Riad Salamé sur Al Hadath, 24 mai 2021

Hier soir, le gouverneur de la Banque du Liban Riad Salamé a fêté l’anniversaire du renouvellement de son mandat à la tête de la Banque du Liban avec une interview télévisée diffusée sur les ondes de la chaine Al Haddath. Il y ressortait un gouverneur de la Banque du Liban toujours sur de lui, toujours dans le déni d’une politique économique qui nous a amené à la catastrophe actuelle, qui pense avoir sauver le secteur financier local, sans voir que par ailleurs, cette politique monétaire a été nocive.

Riad Salamé semble avoir oublié les principes mêmes d’une économie, celle qui consiste à la construire par des secteurs productifs et non par la dette jusqu’à la transformer en économie fictive mettant toujours la responsabilité de la situation sur les autorités et dans le déni de la sienne. Il est certain qu’il est dur pour une personne souffrant d’un égo démesuré de reconnaitre ses fautes.

Acteur de la crise, il l’a été indéniablement en ne jouant pas son rôle qui consiste à protéger l’argent à la fois de la Banque du Liban, la plus grande créancière de l’état aujourd’hui, et celle des déposants locaux et étrangers. La situation d’un état de défaut de paiement était inéluctable depuis l’inversion des flux financiers en janvier 2019, chose qu’il ne semble toujours pas admettre. Il est en effet dur d’avoir tort également.

D’ailleurs, faut-il lui rappeler que les difficultés sont apparues dès mai 2019, après que les importateurs d’essence ont eu la plus grande difficulté à se fournir en devises étrangères? Faut-il lui rappeler que les dollars étaient généralement indisponibles au retrait dès l’été 2019, quand l’état de défaut de paiement n’a eu lieu qu’en avril 2020? Il faudrait aussi qu’il révise un peu

La livre libanaise était une monnaie forte, selon lui. Il semble oublier que les modèles d’économétrie montraient plus une livre à 3000 LL/USD dès l’époque et non à 1500 LL/USD. Cette surévaluation a des conséquences sérieuses, comme le fait de limiter la croissance économique pourtant nécessaire, un mal dont souffrait le Liban depuis un certain temps, mais également de détruire les emplois, de pousser d’avantage de personnes à l’exil, un exil qui alimentait encore ce schéma Ponzi qu’il a mis en place sans aussi connaitre ou reconnaitre le syndrome hollandais qu’il amenait, c’est-à-dire à alimenter une surévaluation d’une monnaie par l’exportation d’une marchandise, ici nos matières grises au détriment des autres secteurs productifs, jusqu’à l’effondrement.

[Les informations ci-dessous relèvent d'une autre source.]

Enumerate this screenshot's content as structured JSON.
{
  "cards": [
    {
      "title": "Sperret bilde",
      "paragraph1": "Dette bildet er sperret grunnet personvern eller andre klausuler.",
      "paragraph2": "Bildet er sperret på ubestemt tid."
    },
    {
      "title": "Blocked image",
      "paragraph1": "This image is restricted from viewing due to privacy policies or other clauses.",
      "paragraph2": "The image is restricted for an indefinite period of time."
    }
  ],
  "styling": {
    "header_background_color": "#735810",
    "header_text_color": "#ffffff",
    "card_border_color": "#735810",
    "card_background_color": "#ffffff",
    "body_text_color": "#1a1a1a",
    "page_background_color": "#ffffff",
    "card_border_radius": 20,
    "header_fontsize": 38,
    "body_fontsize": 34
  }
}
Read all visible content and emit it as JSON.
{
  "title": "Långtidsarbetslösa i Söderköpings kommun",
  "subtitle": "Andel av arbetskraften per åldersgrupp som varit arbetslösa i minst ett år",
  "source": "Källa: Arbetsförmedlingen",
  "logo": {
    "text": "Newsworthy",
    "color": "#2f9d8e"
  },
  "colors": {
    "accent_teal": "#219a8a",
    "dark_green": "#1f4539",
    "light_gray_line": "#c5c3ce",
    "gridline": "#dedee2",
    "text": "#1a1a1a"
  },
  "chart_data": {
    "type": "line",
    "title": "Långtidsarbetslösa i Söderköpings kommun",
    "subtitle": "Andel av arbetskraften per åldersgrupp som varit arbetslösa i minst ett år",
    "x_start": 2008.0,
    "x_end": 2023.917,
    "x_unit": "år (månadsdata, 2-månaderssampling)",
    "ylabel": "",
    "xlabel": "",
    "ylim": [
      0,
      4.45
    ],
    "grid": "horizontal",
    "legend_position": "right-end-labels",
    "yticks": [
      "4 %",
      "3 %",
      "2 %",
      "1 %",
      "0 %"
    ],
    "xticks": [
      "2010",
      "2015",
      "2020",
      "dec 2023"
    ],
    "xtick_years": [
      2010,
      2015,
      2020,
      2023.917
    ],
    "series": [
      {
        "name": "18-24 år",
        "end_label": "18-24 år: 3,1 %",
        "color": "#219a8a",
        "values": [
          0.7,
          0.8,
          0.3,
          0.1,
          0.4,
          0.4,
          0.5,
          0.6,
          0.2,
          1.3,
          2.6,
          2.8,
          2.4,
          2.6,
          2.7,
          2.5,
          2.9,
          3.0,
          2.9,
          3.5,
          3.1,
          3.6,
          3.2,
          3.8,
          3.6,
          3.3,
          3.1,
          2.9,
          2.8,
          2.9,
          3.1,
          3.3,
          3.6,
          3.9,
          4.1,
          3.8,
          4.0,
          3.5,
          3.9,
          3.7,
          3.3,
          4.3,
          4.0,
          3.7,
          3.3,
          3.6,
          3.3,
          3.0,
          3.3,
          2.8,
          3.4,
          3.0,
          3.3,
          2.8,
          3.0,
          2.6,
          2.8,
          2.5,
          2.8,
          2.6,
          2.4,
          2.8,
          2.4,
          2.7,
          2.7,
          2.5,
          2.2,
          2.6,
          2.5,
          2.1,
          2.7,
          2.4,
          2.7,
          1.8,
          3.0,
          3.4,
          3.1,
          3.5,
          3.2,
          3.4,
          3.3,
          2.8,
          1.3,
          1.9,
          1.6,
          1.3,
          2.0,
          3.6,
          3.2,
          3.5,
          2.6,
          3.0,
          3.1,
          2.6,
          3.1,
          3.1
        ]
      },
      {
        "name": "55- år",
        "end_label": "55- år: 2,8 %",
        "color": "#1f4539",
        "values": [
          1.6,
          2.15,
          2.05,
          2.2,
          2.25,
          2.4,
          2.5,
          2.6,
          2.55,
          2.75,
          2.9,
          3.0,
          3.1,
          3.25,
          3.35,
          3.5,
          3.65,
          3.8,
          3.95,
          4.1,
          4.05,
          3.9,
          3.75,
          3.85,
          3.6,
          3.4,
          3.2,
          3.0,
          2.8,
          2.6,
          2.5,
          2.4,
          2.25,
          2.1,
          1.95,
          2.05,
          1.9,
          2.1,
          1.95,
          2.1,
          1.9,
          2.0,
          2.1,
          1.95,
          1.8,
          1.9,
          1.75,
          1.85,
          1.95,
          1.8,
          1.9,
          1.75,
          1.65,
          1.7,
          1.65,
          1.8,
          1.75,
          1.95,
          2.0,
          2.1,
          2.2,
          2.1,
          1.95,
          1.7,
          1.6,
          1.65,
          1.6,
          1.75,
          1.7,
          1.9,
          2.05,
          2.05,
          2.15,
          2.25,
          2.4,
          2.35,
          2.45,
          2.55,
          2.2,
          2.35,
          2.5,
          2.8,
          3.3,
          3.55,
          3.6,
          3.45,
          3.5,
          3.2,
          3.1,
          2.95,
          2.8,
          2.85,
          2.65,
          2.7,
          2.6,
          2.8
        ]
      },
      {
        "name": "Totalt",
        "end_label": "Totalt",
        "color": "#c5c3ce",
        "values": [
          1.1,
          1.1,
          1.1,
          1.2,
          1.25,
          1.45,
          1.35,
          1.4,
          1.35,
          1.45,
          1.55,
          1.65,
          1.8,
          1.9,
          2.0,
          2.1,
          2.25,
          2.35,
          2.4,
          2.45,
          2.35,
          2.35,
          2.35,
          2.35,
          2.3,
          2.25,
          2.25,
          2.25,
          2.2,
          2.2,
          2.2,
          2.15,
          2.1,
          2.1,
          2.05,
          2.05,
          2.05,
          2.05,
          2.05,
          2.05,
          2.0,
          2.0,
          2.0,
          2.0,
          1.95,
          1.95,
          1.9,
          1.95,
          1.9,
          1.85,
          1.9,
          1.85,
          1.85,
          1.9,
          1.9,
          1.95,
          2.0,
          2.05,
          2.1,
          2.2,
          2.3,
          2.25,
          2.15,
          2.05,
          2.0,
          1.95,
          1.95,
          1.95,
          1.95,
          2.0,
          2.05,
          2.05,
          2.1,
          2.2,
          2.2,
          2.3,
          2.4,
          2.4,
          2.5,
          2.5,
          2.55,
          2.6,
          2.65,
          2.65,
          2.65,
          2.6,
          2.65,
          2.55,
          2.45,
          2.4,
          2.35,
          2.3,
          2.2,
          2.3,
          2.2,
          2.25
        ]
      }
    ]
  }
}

Selon lui, le système bancaire a survécu à la crise. Ce son de cloche sonne différemment pour la population libanaise ou encore pour l’étranger pour qui toutes les banques libanaises sont insolvables, y compris la Banque du Liban elle-même, du jamais vu, en raison des opérations d’ingénierie financière qu’il a mené.

Il continue à souhaiter de vouloir susciter l’illusion mais combien de temps peut durer un mirage alors que ces illusions ne durent plus, promettant aux déposants de libérer 50 000 dollars dès juin mais oubliant d’un donner les détails. Il s’agira de 50 000 dollars sur 3 ans et non immédiatement selon les informations actuellement disponibles. Les sommes actuellement disponibles sont d’autant plus insuffisantes que la pression monétaire exercée par la fin du programme de subvention à l’achat des produits de première nécessité pourrait justement asséché plus vite encore les possibles sources de devises étrangères et que donc la parité de la livre libanaise face au dollar devrait continuer à dévisser sauf de flux financiers entrants conditionnés à une aide économique elle même dépendant d’un audit des comptes de la Banque du Liban qu’il a longtemps refusé.

La Banque du Liban peine donc à comprendre qu’au-delà même des comptes bancaires, il y a une question essentielle liée à la survie de la population. De l’argent bloqué sur des comptes bancaires ne permet pas aux gens de vivre et encore moins de manger.

Parler du fait que les banques libanaises ne se soient pas effondrées est ubuesque. Soyons claires, elles sont en faillite tout autant qu’est en faillite la Banque du Liban ou encore l’état libanais lui-même. Elles sont en faillite parce que la Banque du Liban elle-même a échoué à protéger l’épargne de la population et à continuer à financer la dette publique comme elle aurait pu agir. Les paroles, c’est beau, mais les actes sont meilleurs.

Bref, un magicien qui semble manier des mots pour assurer les personnes qui ne connaissent pas la réalité de la situation. Mais à force de promettre l’impossible, plus personne ne fini par le croire.